Contacts Converters

Move contacts between phones, email clients, and CRMs without uploading your address book to anyone. Drop a VCF or CSV, get the format you need.

All contacts converters

Which format should I use?

VCF (vCard) is the standard for a single contact or small group — it's what iPhone, Android, Outlook, and macOS Contacts export and import. CSV is the bulk format: every spreadsheet, every CRM, every bulk-import tool uses it. The only real decision is direction. Going from a phone export (VCF) to a CRM import (CSV) is the classic 'move my address book to HubSpot/Salesforce/Mailchimp' workflow. Going CSV → VCF is less common but useful when you've got a list in Sheets and need to push it onto a phone. Field coverage here is pragmatic: name, phone, email, organization, title, address, notes — the columns Google Contacts and Outlook use. Custom fields and photos get dropped on conversion.

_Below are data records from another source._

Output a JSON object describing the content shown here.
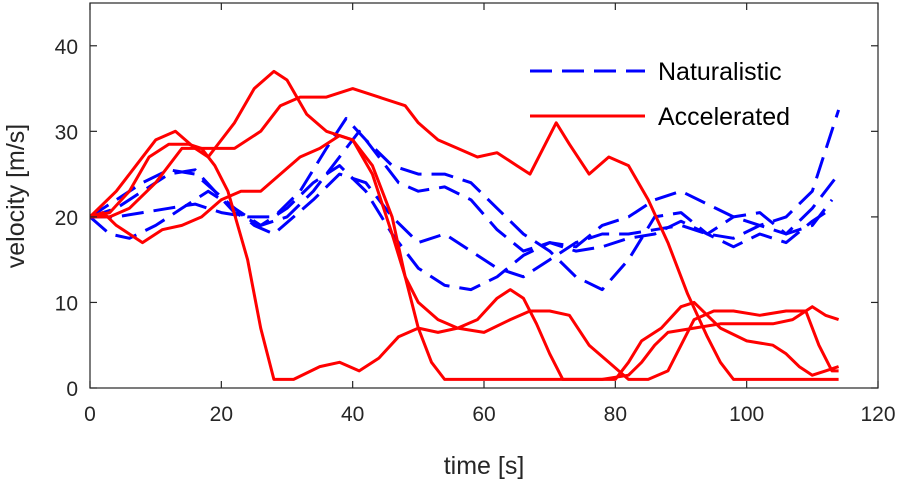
{
  "chart_data": {
    "type": "line",
    "title": "",
    "xlabel": "time [s]",
    "ylabel": "velocity [m/s]",
    "xlim": [
      0,
      120
    ],
    "ylim": [
      0,
      45
    ],
    "xticks": [
      0,
      20,
      40,
      60,
      80,
      100,
      120
    ],
    "yticks": [
      0,
      10,
      20,
      30,
      40
    ],
    "grid": false,
    "legend_position": "top-right",
    "legend": [
      {
        "label": "Naturalistic",
        "style": "dashed",
        "color": "#0000ff"
      },
      {
        "label": "Accelerated",
        "style": "solid",
        "color": "#ff0000"
      }
    ],
    "series": [
      {
        "group": "Naturalistic",
        "color": "#0000ff",
        "style": "dashed",
        "points": [
          [
            0,
            20
          ],
          [
            3,
            18
          ],
          [
            6,
            17.5
          ],
          [
            10,
            19
          ],
          [
            14,
            21
          ],
          [
            18,
            23
          ],
          [
            22,
            21
          ],
          [
            26,
            19
          ],
          [
            30,
            20
          ],
          [
            34,
            23
          ],
          [
            38,
            27
          ],
          [
            41,
            30
          ],
          [
            44,
            27
          ],
          [
            47,
            24
          ],
          [
            50,
            23
          ],
          [
            54,
            23.5
          ],
          [
            58,
            22
          ],
          [
            62,
            18.5
          ],
          [
            66,
            16
          ],
          [
            70,
            17
          ],
          [
            74,
            16.5
          ],
          [
            78,
            19
          ],
          [
            82,
            20
          ],
          [
            86,
            22
          ],
          [
            90,
            23
          ],
          [
            94,
            21.5
          ],
          [
            98,
            20
          ],
          [
            102,
            19
          ],
          [
            106,
            18
          ],
          [
            110,
            21
          ],
          [
            114,
            25
          ]
        ]
      },
      {
        "group": "Naturalistic",
        "color": "#0000ff",
        "style": "dashed",
        "points": [
          [
            0,
            20
          ],
          [
            4,
            22
          ],
          [
            8,
            24
          ],
          [
            12,
            25.5
          ],
          [
            16,
            25
          ],
          [
            19,
            23
          ],
          [
            22,
            21
          ],
          [
            25,
            19
          ],
          [
            28,
            18
          ],
          [
            31,
            20
          ],
          [
            34,
            22
          ],
          [
            38,
            25
          ],
          [
            42,
            24
          ],
          [
            46,
            20
          ],
          [
            50,
            17
          ],
          [
            54,
            18
          ],
          [
            58,
            16
          ],
          [
            62,
            14
          ],
          [
            66,
            13
          ],
          [
            70,
            15
          ],
          [
            74,
            17
          ],
          [
            78,
            18
          ],
          [
            82,
            18
          ],
          [
            86,
            18.5
          ],
          [
            90,
            19
          ],
          [
            94,
            18
          ],
          [
            98,
            17.5
          ],
          [
            102,
            19
          ],
          [
            106,
            20
          ],
          [
            110,
            23
          ],
          [
            114,
            32.5
          ]
        ]
      },
      {
        "group": "Naturalistic",
        "color": "#0000ff",
        "style": "dashed",
        "points": [
          [
            0,
            20
          ],
          [
            4,
            21
          ],
          [
            8,
            23
          ],
          [
            12,
            25
          ],
          [
            16,
            25.5
          ],
          [
            19,
            23
          ],
          [
            22,
            20.5
          ],
          [
            26,
            19
          ],
          [
            30,
            21
          ],
          [
            34,
            24
          ],
          [
            38,
            26
          ],
          [
            42,
            23
          ],
          [
            46,
            18
          ],
          [
            50,
            14
          ],
          [
            54,
            12
          ],
          [
            58,
            11.5
          ],
          [
            62,
            13
          ],
          [
            66,
            15.5
          ],
          [
            70,
            17
          ],
          [
            74,
            16
          ],
          [
            78,
            16.5
          ],
          [
            82,
            17.5
          ],
          [
            86,
            18
          ],
          [
            90,
            19.5
          ],
          [
            94,
            18
          ],
          [
            98,
            16.5
          ],
          [
            102,
            18
          ],
          [
            106,
            17
          ],
          [
            110,
            19.5
          ],
          [
            113,
            21
          ]
        ]
      },
      {
        "group": "Naturalistic",
        "color": "#0000ff",
        "style": "dashed",
        "points": [
          [
            0,
            20
          ],
          [
            4,
            20
          ],
          [
            8,
            20.5
          ],
          [
            12,
            21
          ],
          [
            16,
            21.5
          ],
          [
            20,
            20.5
          ],
          [
            24,
            20
          ],
          [
            28,
            20
          ],
          [
            32,
            23
          ],
          [
            36,
            28
          ],
          [
            39,
            31.5
          ],
          [
            42,
            29
          ],
          [
            46,
            26
          ],
          [
            50,
            25
          ],
          [
            54,
            25
          ],
          [
            58,
            24
          ],
          [
            62,
            21
          ],
          [
            66,
            18
          ],
          [
            70,
            16
          ],
          [
            74,
            13
          ],
          [
            78,
            11.5
          ],
          [
            82,
            15
          ],
          [
            86,
            20
          ],
          [
            90,
            20.5
          ],
          [
            94,
            18
          ],
          [
            98,
            20
          ],
          [
            102,
            20.5
          ],
          [
            106,
            18
          ],
          [
            110,
            19
          ],
          [
            113,
            22
          ]
        ]
      },
      {
        "group": "Accelerated",
        "color": "#ff0000",
        "style": "solid",
        "points": [
          [
            0,
            20
          ],
          [
            3,
            20.5
          ],
          [
            6,
            23
          ],
          [
            9,
            27
          ],
          [
            12,
            28.5
          ],
          [
            15,
            28.5
          ],
          [
            17,
            28
          ],
          [
            19,
            26
          ],
          [
            21,
            23
          ],
          [
            24,
            15
          ],
          [
            26,
            7
          ],
          [
            28,
            1
          ],
          [
            31,
            1
          ],
          [
            35,
            2.5
          ],
          [
            38,
            3
          ],
          [
            41,
            2
          ],
          [
            44,
            3.5
          ],
          [
            47,
            6
          ],
          [
            50,
            7
          ],
          [
            53,
            6.5
          ],
          [
            56,
            7
          ],
          [
            59,
            8
          ],
          [
            62,
            10.5
          ],
          [
            64,
            11.5
          ],
          [
            66,
            10.5
          ],
          [
            68,
            7.5
          ],
          [
            70,
            4
          ],
          [
            72,
            1
          ],
          [
            76,
            1
          ],
          [
            80,
            1
          ],
          [
            82,
            3
          ],
          [
            84,
            5.5
          ],
          [
            87,
            7
          ],
          [
            90,
            9.5
          ],
          [
            92,
            10
          ],
          [
            94,
            8.5
          ],
          [
            96,
            7
          ],
          [
            100,
            5.5
          ],
          [
            104,
            5
          ],
          [
            106,
            4
          ],
          [
            108,
            2.5
          ],
          [
            110,
            1.5
          ],
          [
            112,
            2
          ],
          [
            114,
            2.5
          ]
        ]
      },
      {
        "group": "Accelerated",
        "color": "#ff0000",
        "style": "solid",
        "points": [
          [
            0,
            20
          ],
          [
            4,
            23
          ],
          [
            7,
            26
          ],
          [
            10,
            29
          ],
          [
            13,
            30
          ],
          [
            16,
            28
          ],
          [
            18,
            27
          ],
          [
            22,
            31
          ],
          [
            25,
            35
          ],
          [
            28,
            37
          ],
          [
            30,
            36
          ],
          [
            33,
            32
          ],
          [
            36,
            30
          ],
          [
            40,
            29
          ],
          [
            43,
            26
          ],
          [
            46,
            20
          ],
          [
            48,
            13
          ],
          [
            50,
            7
          ],
          [
            52,
            3
          ],
          [
            54,
            1
          ],
          [
            58,
            1
          ],
          [
            62,
            1
          ],
          [
            66,
            1
          ],
          [
            70,
            1
          ],
          [
            74,
            1
          ],
          [
            78,
            1
          ],
          [
            82,
            1.5
          ],
          [
            84,
            3
          ],
          [
            86,
            5
          ],
          [
            88,
            6.5
          ],
          [
            92,
            7
          ],
          [
            96,
            7.5
          ],
          [
            100,
            7.5
          ],
          [
            104,
            7.5
          ],
          [
            107,
            8
          ],
          [
            110,
            9.5
          ],
          [
            112,
            8.5
          ],
          [
            114,
            8
          ]
        ]
      },
      {
        "group": "Accelerated",
        "color": "#ff0000",
        "style": "solid",
        "points": [
          [
            0,
            20
          ],
          [
            2,
            20.5
          ],
          [
            4,
            19
          ],
          [
            8,
            17
          ],
          [
            11,
            18.5
          ],
          [
            14,
            19
          ],
          [
            17,
            20
          ],
          [
            20,
            22
          ],
          [
            23,
            23
          ],
          [
            26,
            23
          ],
          [
            29,
            25
          ],
          [
            32,
            27
          ],
          [
            35,
            28
          ],
          [
            38,
            29.5
          ],
          [
            40,
            29
          ],
          [
            43,
            25
          ],
          [
            46,
            18
          ],
          [
            48,
            13
          ],
          [
            50,
            10
          ],
          [
            53,
            8
          ],
          [
            56,
            7
          ],
          [
            60,
            6.5
          ],
          [
            64,
            8
          ],
          [
            67,
            9
          ],
          [
            70,
            9
          ],
          [
            73,
            8.5
          ],
          [
            76,
            5
          ],
          [
            79,
            3
          ],
          [
            82,
            1
          ],
          [
            85,
            1
          ],
          [
            88,
            2
          ],
          [
            92,
            8
          ],
          [
            95,
            9
          ],
          [
            98,
            9
          ],
          [
            102,
            8.5
          ],
          [
            106,
            9
          ],
          [
            109,
            9
          ],
          [
            111,
            5
          ],
          [
            113,
            2
          ],
          [
            114,
            2
          ]
        ]
      },
      {
        "group": "Accelerated",
        "color": "#ff0000",
        "style": "solid",
        "points": [
          [
            0,
            20
          ],
          [
            3,
            20
          ],
          [
            6,
            21
          ],
          [
            10,
            24
          ],
          [
            14,
            28
          ],
          [
            18,
            28
          ],
          [
            22,
            28
          ],
          [
            26,
            30
          ],
          [
            29,
            33
          ],
          [
            32,
            34
          ],
          [
            36,
            34
          ],
          [
            40,
            35
          ],
          [
            44,
            34
          ],
          [
            48,
            33
          ],
          [
            50,
            31
          ],
          [
            53,
            29
          ],
          [
            56,
            28
          ],
          [
            59,
            27
          ],
          [
            62,
            27.5
          ],
          [
            65,
            26
          ],
          [
            67,
            25
          ],
          [
            69,
            28
          ],
          [
            71,
            31
          ],
          [
            73,
            28.5
          ],
          [
            76,
            25
          ],
          [
            79,
            27
          ],
          [
            82,
            26
          ],
          [
            85,
            22
          ],
          [
            88,
            17
          ],
          [
            91,
            11
          ],
          [
            94,
            6
          ],
          [
            96,
            3
          ],
          [
            98,
            1
          ],
          [
            102,
            1
          ],
          [
            106,
            1
          ],
          [
            110,
            1
          ],
          [
            114,
            1
          ]
        ]
      }
    ]
  }
}
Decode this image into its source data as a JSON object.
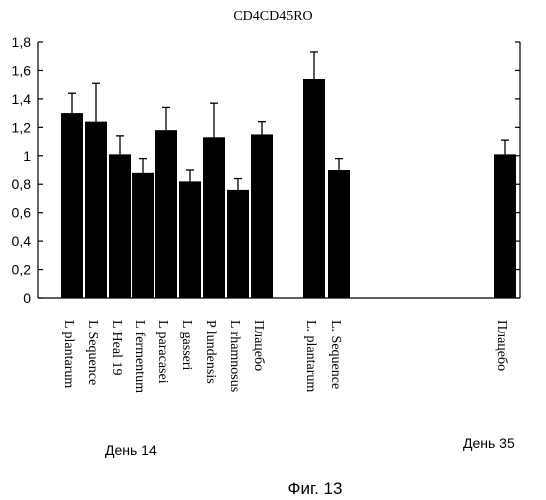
{
  "chart_data": {
    "type": "bar",
    "title": "CD4CD45RO",
    "caption": "Фиг. 13",
    "ylim": [
      0,
      1.8
    ],
    "yticks": [
      "0",
      "0,2",
      "0,4",
      "0,6",
      "0,8",
      "1",
      "1,2",
      "1,4",
      "1,6",
      "1,8"
    ],
    "grid": false,
    "legend": "none",
    "bar_color": "#000000",
    "categories": [
      "L plantarum",
      "L Sequence",
      "L Heal 19",
      "L fermentum",
      "L paracasei",
      "L gasseri",
      "P lundensis",
      "L rhamnosus",
      "Плацебо",
      "L. plantarum",
      "L. Sequence",
      "Плацебо"
    ],
    "category_labels": [
      "L plantarum",
      "L Sequence",
      "L Heal 19",
      "L fermentum",
      "L paracasei",
      "L gasseri",
      "P lundensis",
      "L rhamnosus",
      "Плацебо",
      "L. plantarum",
      "L. Sequence",
      "Плацебо"
    ],
    "values": [
      1.3,
      1.24,
      1.01,
      0.88,
      1.18,
      0.82,
      1.13,
      0.76,
      1.15,
      1.54,
      0.9,
      1.01
    ],
    "error_upper": [
      1.44,
      1.51,
      1.14,
      0.98,
      1.34,
      0.9,
      1.37,
      0.84,
      1.24,
      1.73,
      0.98,
      1.11
    ],
    "group_labels": [
      "День 14",
      "День 35"
    ]
  }
}
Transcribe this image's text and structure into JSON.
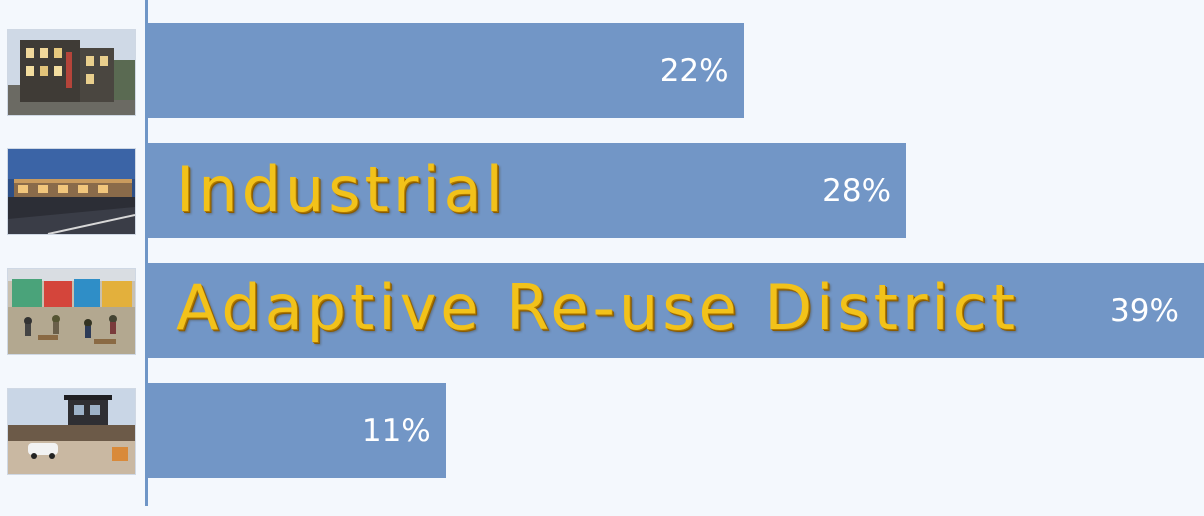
{
  "chart_data": {
    "type": "bar",
    "orientation": "horizontal",
    "categories": [
      "",
      "Industrial",
      "Adaptive Re-use District",
      ""
    ],
    "values": [
      22,
      28,
      39,
      11
    ],
    "value_labels": [
      "22%",
      "28%",
      "39%",
      "11%"
    ],
    "xlim": [
      0,
      39
    ],
    "title": "",
    "xlabel": "",
    "ylabel": "",
    "grid": false,
    "bar_color": "#7296c6",
    "label_color": "#f2c21a",
    "value_label_color": "#ffffff",
    "thumbnails": [
      "apartment-building-photo",
      "industrial-building-photo",
      "adaptive-reuse-market-photo",
      "commercial-building-photo"
    ]
  }
}
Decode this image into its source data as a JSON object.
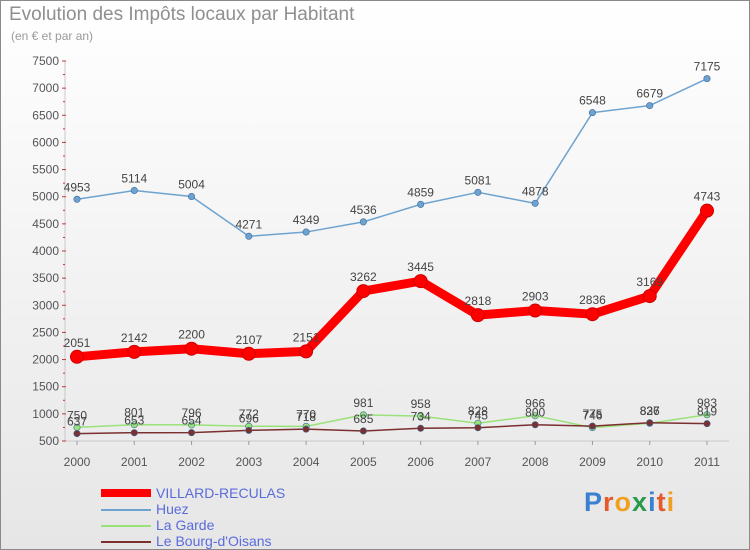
{
  "chart_data": {
    "type": "line",
    "title": "Evolution des Impôts locaux par Habitant",
    "subtitle": "(en € et par an)",
    "xlabel": "",
    "ylabel": "",
    "categories": [
      "2000",
      "2001",
      "2002",
      "2003",
      "2004",
      "2005",
      "2006",
      "2007",
      "2008",
      "2009",
      "2010",
      "2011"
    ],
    "ylim": [
      500,
      7500
    ],
    "yticks": [
      500,
      1000,
      1500,
      2000,
      2500,
      3000,
      3500,
      4000,
      4500,
      5000,
      5500,
      6000,
      6500,
      7000,
      7500
    ],
    "grid": false,
    "legend_position": "bottom-left",
    "series": [
      {
        "name": "VILLARD-RECULAS",
        "color": "#ff0000",
        "values": [
          2051,
          2142,
          2200,
          2107,
          2151,
          3262,
          3445,
          2818,
          2903,
          2836,
          3169,
          4743
        ]
      },
      {
        "name": "Huez",
        "color": "#6ea3cf",
        "values": [
          4953,
          5114,
          5004,
          4271,
          4349,
          4536,
          4859,
          5081,
          4878,
          6548,
          6679,
          7175
        ]
      },
      {
        "name": "La Garde",
        "color": "#99e27a",
        "values": [
          750,
          801,
          796,
          772,
          770,
          981,
          958,
          828,
          966,
          746,
          827,
          983
        ]
      },
      {
        "name": "Le Bourg-d'Oisans",
        "color": "#7b2f2f",
        "values": [
          637,
          653,
          654,
          696,
          718,
          685,
          734,
          745,
          800,
          775,
          836,
          819
        ]
      }
    ]
  },
  "legend": {
    "items": [
      "VILLARD-RECULAS",
      "Huez",
      "La Garde",
      "Le Bourg-d'Oisans"
    ]
  },
  "logo": {
    "letters": [
      "P",
      "r",
      "o",
      "x",
      "i",
      "t",
      "i"
    ],
    "colors": [
      "#3a7fd0",
      "#e45a2a",
      "#f0a020",
      "#2a9a4a",
      "#3a7fd0",
      "#e45a2a",
      "#f0a020"
    ]
  }
}
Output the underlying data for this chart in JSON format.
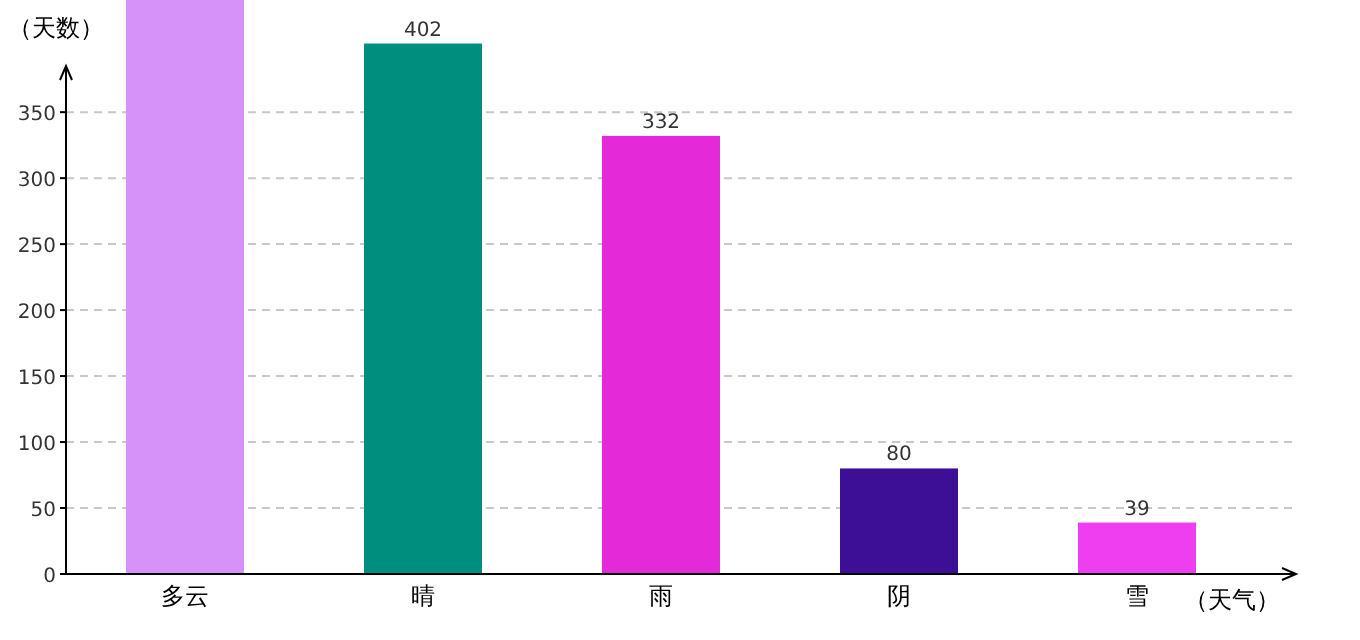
{
  "chart_data": {
    "type": "bar",
    "ylabel": "（天数）",
    "xlabel": "（天气）",
    "categories": [
      "多云",
      "晴",
      "雨",
      "阴",
      "雪"
    ],
    "values": [
      435,
      402,
      332,
      80,
      39
    ],
    "colors": [
      "#d692f8",
      "#008e7e",
      "#e42ad8",
      "#3d0e96",
      "#ee3ef0"
    ],
    "value_labels": [
      null,
      "402",
      "332",
      "80",
      "39"
    ],
    "ylim": [
      0,
      435
    ],
    "yticks": [
      0,
      50,
      100,
      150,
      200,
      250,
      300,
      350
    ],
    "grid": "y"
  }
}
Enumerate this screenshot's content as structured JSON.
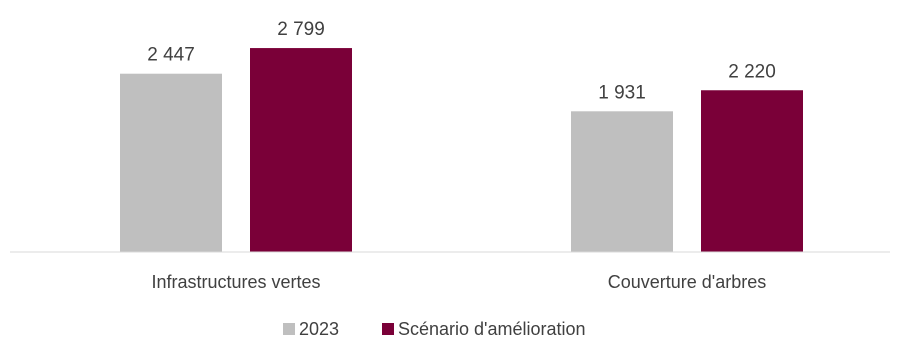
{
  "chart_data": {
    "type": "bar",
    "categories": [
      "Infrastructures vertes",
      "Couverture d'arbres"
    ],
    "series": [
      {
        "name": "2023",
        "values": [
          2447,
          1931
        ],
        "labels": [
          "2 447",
          "1 931"
        ],
        "color": "#bfbfbf"
      },
      {
        "name": "Scénario d'amélioration",
        "values": [
          2799,
          2220
        ],
        "labels": [
          "2 799",
          "2 220"
        ],
        "color": "#7a0038"
      }
    ],
    "title": "",
    "xlabel": "",
    "ylabel": "",
    "ylim": [
      0,
      3000
    ],
    "grid": false,
    "legend_position": "bottom"
  }
}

Format Best for Per-contact detail Universal support
VCF (vCard) Phone exports, single-contact sharing Rich — photos, multiple fields, types Every phone + email client
CSV CRM imports, Sheets, bulk ops Flat — one row per contact Every spreadsheet + CRM

Frequently asked questions

Which CSV column layout should I use for a CRM import?

Most CRMs accept the Google Contacts CSV schema: Name, First Name, Last Name, Mobile Phone, Work Phone, Email, Work Email, Organization, Title, Address, Notes. That's the layout our VCF-to-CSV exporter uses, and it imports cleanly into HubSpot, Salesforce, Mailchimp, and Outlook.

Will profile photos survive the conversion?

No. CSV doesn't carry binary data. If your VCF contains embedded photos, they're dropped on conversion. For photo preservation, keep the VCF as the master.

Can I split a single multi-contact VCF into one row per person?

Yes — our converter handles multi-card VCF files natively. Each contact becomes one CSV row.

Are my contacts uploaded anywhere?

No. The entire conversion runs in your browser. Your address book — personal, professional, client-side sales — never leaves your device. Privacy-conscious folks and GDPR-aware EU users rely on that property.

What if my CSV headers don't exactly match yours?

The converter accepts common aliases (First Name / Given Name / FirstName, Phone / Mobile / Cell, Company / Organization / Employer). If a column name isn't recognized, that column is ignored — check the output and rename headers if needed.